Part II: From Mistranslation to Dispossession: Culture, Land, and Algorithmic Power in India
Time & Location
24 Jun 2026, 13:00 – 14:30 BST
Online
About the event
Join the Indigenous Studies Discussion Group (ISDG) for a two-part online panel series Digitalising Indigeneity in India: Preservation, Power, and Dispossession deliberating the relationship between indigeneity and digitality in the context of India.
Part II: From Mistranslation to Dispossession: Culture, Land, and Algorithmic Power in India shifts the lens towards harm, structural violence, and digital justice. Bringing together a diverse group of speakers including an award-winning journalist, industry experts, and a legal and policy scholar, this session examines the varied modes through which digitalisation, especially the so-called AI revolution, produces (new) forms of misrepresentations and dispossessions. Topics will span the proliferation of large language models, land rights and the digitalisation of land and governance records, and the development of digital/AI infrastructures, among others.
Together, this panel series invites speakers and practitioners to sit with the tensions, contradictions, and possibilities that emerge at the intersection of indigeneities and digitalities, centering Indigenous cultural and political agencies as the analytical and ethical horizon of the conversation.
About the Speakers:
Sushmita
Sushmita is an international award-winning journalist, researcher, photographer, and a former engineer whose work focuses on climate change, infrastructure, environmental justice, forest governance, health, gender and more. Her work has appeared in outlets including Tech Policy Press, The Guardian, The Thirdpole (Dialogue Earth), Hindu Centre for Politics and Public Policy, and Down to Earth.
She was a 2024 Pulitzer Center AI Accountability Fellow and recipient of the 2024 Covering Climate Now Award (Justice category) and the 2022 Red Ink Award for Excellence in Indian Journalism. She was part of a large collaborative effort by Earth Journalism Network in 2025 to investigate the impact of data centers in South and Southeast Asia. She has spoken at multiple national and international forums including University of Pennsylvania, University of Michigan, International Land Development Conference, and AI Accountability Consultation.
Neha Joshi
Neha Joshi is a development professional with over a decade of experience in the social impact space, rooted in grassroots engagement with rural and Indigenous communities across India. Her work has focused on local governance, gender inclusion, community participation, and equitable access to rights and opportunities with dignity.
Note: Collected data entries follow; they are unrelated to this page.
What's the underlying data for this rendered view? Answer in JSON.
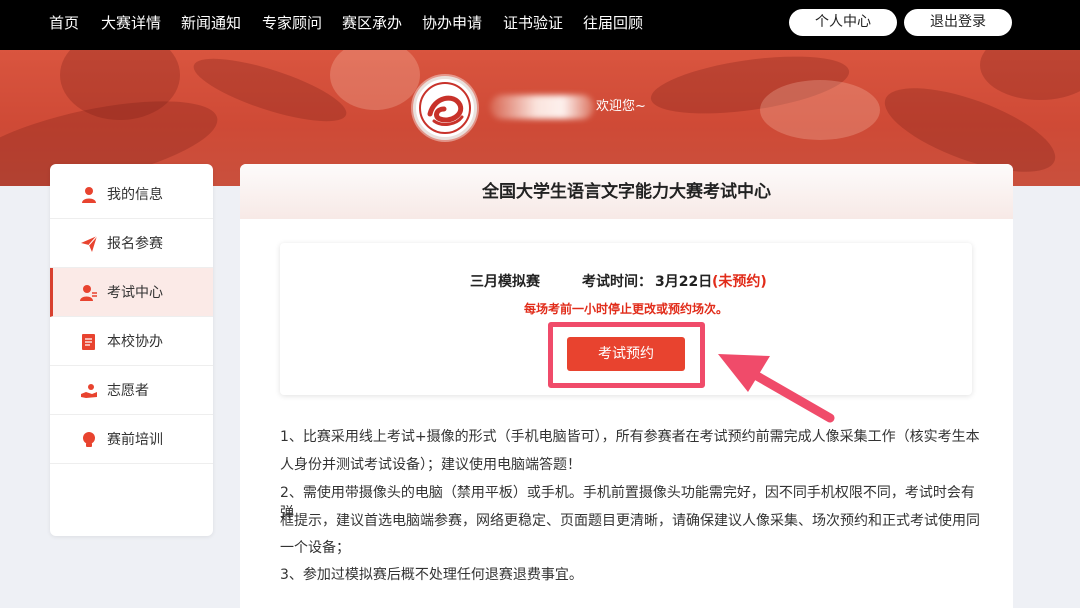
{
  "nav": {
    "links": [
      "首页",
      "大赛详情",
      "新闻通知",
      "专家顾问",
      "赛区承办",
      "协办申请",
      "证书验证",
      "往届回顾"
    ],
    "user_center": "个人中心",
    "logout": "退出登录"
  },
  "banner": {
    "welcome": "欢迎您~"
  },
  "sidebar": {
    "items": [
      {
        "label": "我的信息",
        "icon": "user-icon"
      },
      {
        "label": "报名参赛",
        "icon": "paper-plane-icon"
      },
      {
        "label": "考试中心",
        "icon": "exam-user-icon"
      },
      {
        "label": "本校协办",
        "icon": "document-icon"
      },
      {
        "label": "志愿者",
        "icon": "helping-hand-icon"
      },
      {
        "label": "赛前培训",
        "icon": "lightbulb-icon"
      }
    ],
    "active_index": 2
  },
  "main": {
    "title": "全国大学生语言文字能力大赛考试中心",
    "exam": {
      "name": "三月模拟赛",
      "time_label": "考试时间：",
      "time_value": "3月22日",
      "status": "(未预约)",
      "note": "每场考前一小时停止更改或预约场次。",
      "button": "考试预约"
    },
    "notices": [
      "1、比赛采用线上考试+摄像的形式（手机电脑皆可），所有参赛者在考试预约前需完成人像采集工作（核实考生本",
      "人身份并测试考试设备）；建议使用电脑端答题！",
      "2、需使用带摄像头的电脑（禁用平板）或手机。手机前置摄像头功能需完好，因不同手机权限不同，考试时会有弹",
      "框提示，建议首选电脑端参赛，网络更稳定、页面题目更清晰，请确保建议人像采集、场次预约和正式考试使用同",
      "一个设备；",
      "3、参加过模拟赛后概不处理任何退赛退费事宜。"
    ]
  },
  "colors": {
    "accent": "#e8432f",
    "warning_text": "#e12c1a",
    "highlight": "#f04b6a",
    "nav_bg": "#000000",
    "banner": "#cf4a36"
  }
}
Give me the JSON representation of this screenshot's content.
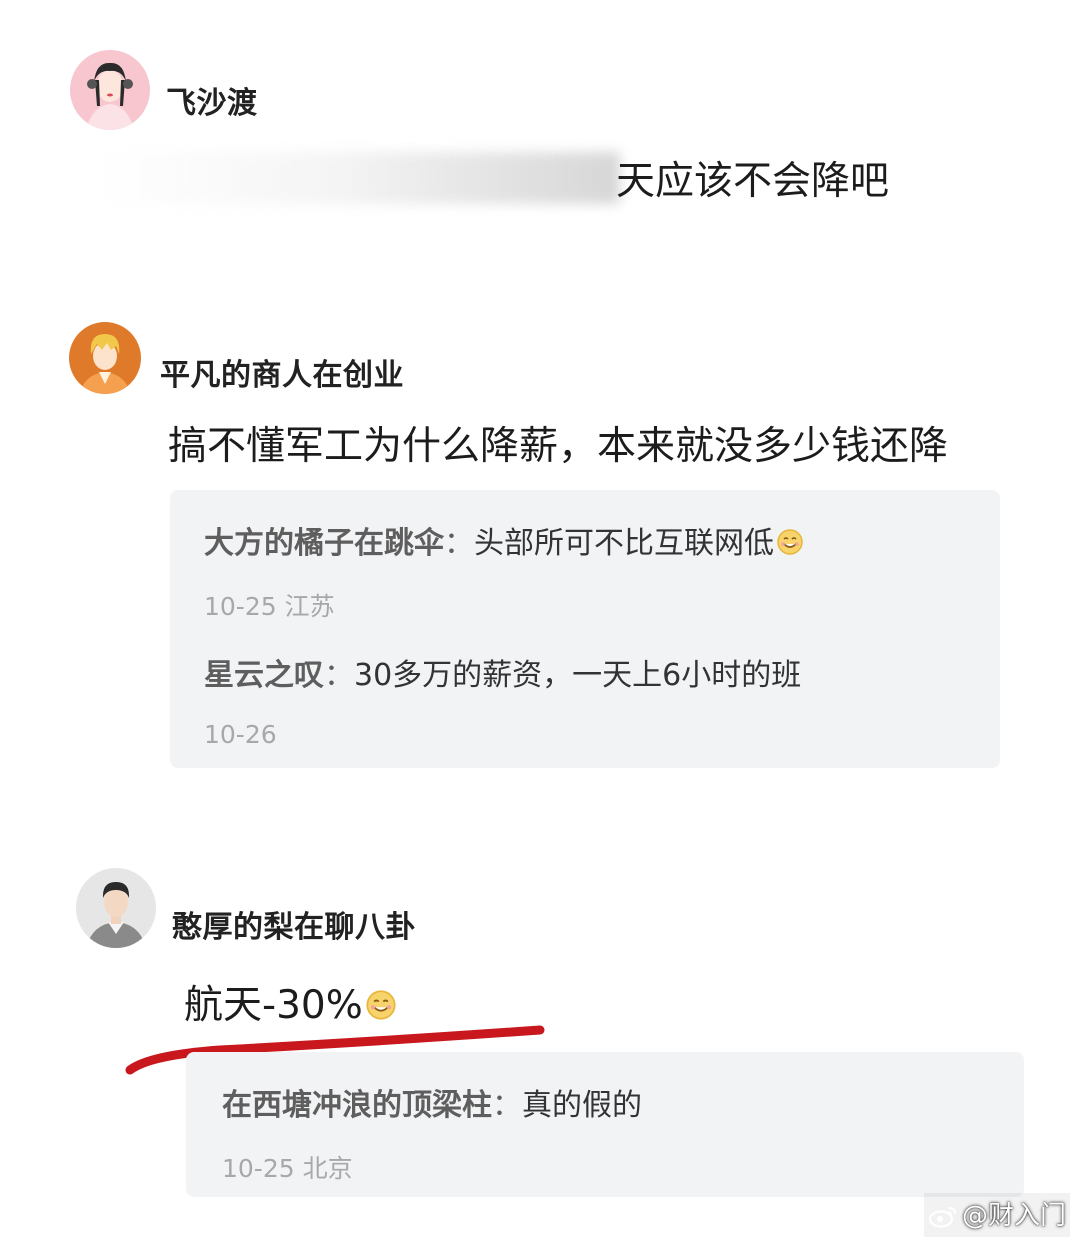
{
  "comments": [
    {
      "username": "飞沙渡",
      "text": "天应该不会降吧",
      "text_partially_obscured": true
    },
    {
      "username": "平凡的商人在创业",
      "text": "搞不懂军工为什么降薪，本来就没多少钱还降",
      "replies": [
        {
          "author": "大方的橘子在跳伞",
          "separator": "：",
          "text": "头部所可不比互联网低",
          "emoji": "smile-emoji",
          "meta": "10-25 江苏"
        },
        {
          "author": "星云之叹",
          "separator": "：",
          "text": "30多万的薪资，一天上6小时的班",
          "meta": "10-26"
        }
      ]
    },
    {
      "username": "憨厚的梨在聊八卦",
      "text": "航天-30%",
      "emoji": "smile-emoji",
      "underline_color": "#c8181e",
      "replies": [
        {
          "author": "在西塘冲浪的顶梁柱",
          "separator": "：",
          "text": "真的假的",
          "meta": "10-25 北京"
        }
      ]
    }
  ],
  "watermark": {
    "icon": "weibo-icon",
    "text": "@财入门"
  },
  "colors": {
    "reply_bg": "#f2f3f5",
    "meta_text": "#a8a8a8",
    "underline": "#c8181e"
  }
}
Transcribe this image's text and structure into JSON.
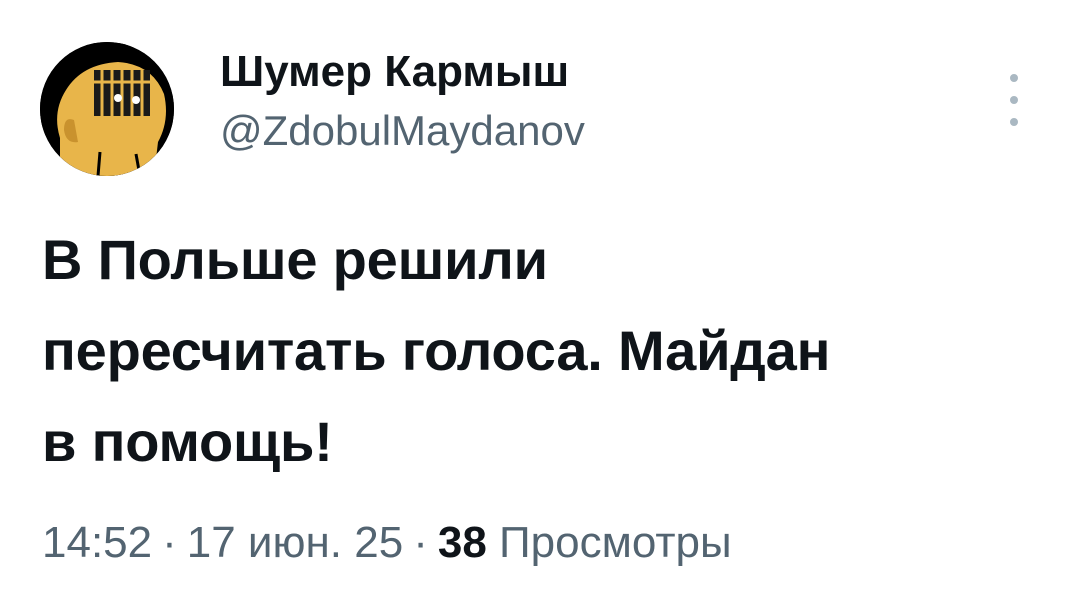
{
  "author": {
    "display_name": "Шумер Кармыш",
    "handle": "@ZdobulMaydanov"
  },
  "tweet": {
    "lines": [
      "В Польше решили",
      "пересчитать голоса. Майдан",
      "в помощь!"
    ]
  },
  "meta": {
    "time": "14:52",
    "separator": "·",
    "date": "17 июн. 25",
    "views_count": "38",
    "views_label": "Просмотры"
  },
  "icons": {
    "more": "more-vertical-icon",
    "avatar": "avatar-image"
  },
  "colors": {
    "text_primary": "#0f1419",
    "text_secondary": "#536471",
    "avatar_skin": "#e8b54a"
  }
}
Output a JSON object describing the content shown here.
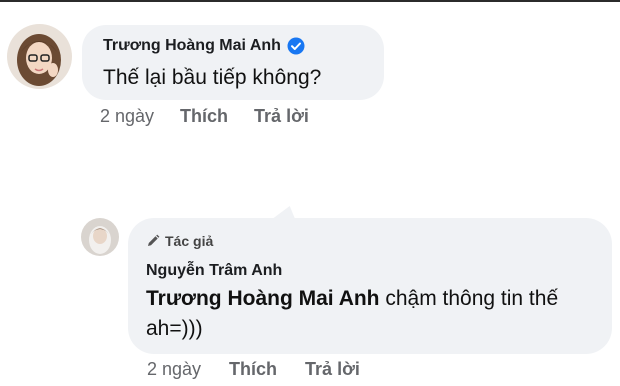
{
  "comments": [
    {
      "author": "Trương Hoàng Mai Anh",
      "verified": true,
      "text": "Thế lại bầu tiếp không?",
      "time": "2 ngày",
      "like_label": "Thích",
      "reply_label": "Trả lời"
    },
    {
      "badge": "Tác giả",
      "author": "Nguyễn Trâm Anh",
      "mention": "Trương Hoàng Mai Anh",
      "text": " chậm thông tin thế ah=)))",
      "time": "2 ngày",
      "like_label": "Thích",
      "reply_label": "Trả lời"
    }
  ],
  "colors": {
    "bubble": "#f0f2f5",
    "meta_text": "#65676b",
    "verified": "#1877f2"
  },
  "icons": [
    "avatar",
    "verified-badge-icon",
    "pencil-icon"
  ]
}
She is currently Principal – Community and Strategy at Karya, where she works at the intersection of AI, language technology, and community participation, collaborating with rural women and Indigenous communities to build low-resource language datasets and inclusive AI systems.
She is particularly interested in questions around ethical and inclusive AI, digital equity, participatory technology design, and how local knowledge systems, languages, and community voices can shape the future of technology in more just and inclusive ways.
Dr Pamir Gogoi
Dr Pamir Gogoi is a linguist working on language technologies for endangered and low-resource languages in India, currently associated with Karya. Her work focuses on multilingual data creation and community-led documentation initiatives across Indigenous language communities. She is particularly interested in ethical and inclusive AI, building technologies for digitally underrepresented communities, and exploring how local knowledge systems and languages can meaningfully shape the future of AI.
Olivia Ruhil
Olivia Ruhil is a Human Rights Advocate and Public Policy Scholar at the Indian Institute of Technology, Delhi whose work explores the intersections of law, governance, artificial intelligence, and algorithmic decision-making. Her research engages with questions of Indigenous rights, digital justice, accountability, and explainability within technologically mediated systems of governance, with a particular focus on the implications of emerging technologies for vulnerable communities.
Moderator
Zǐ JIAO
Zǐ is an interdisciplinary researcher cross-trained in visual arts, cultural politics, and environmental law and governance. She obtained her MPhil from the Department of Geography at the University of Cambridge and is an incoming master’s student at Edinburgh Law School. Her work applies a radical political ecology lens to questions of Indigenous rights and justice, particularly in the intersected contexts of digital and energy infrastructure, land, and environmental governance, through approaches rooted in cultural specificities and the centralisation of Indigenous political subjectivities. She has presented research on Indigenous rights and multi-level infrastructure governance at international conferences in the UK, Italy, and Hungary.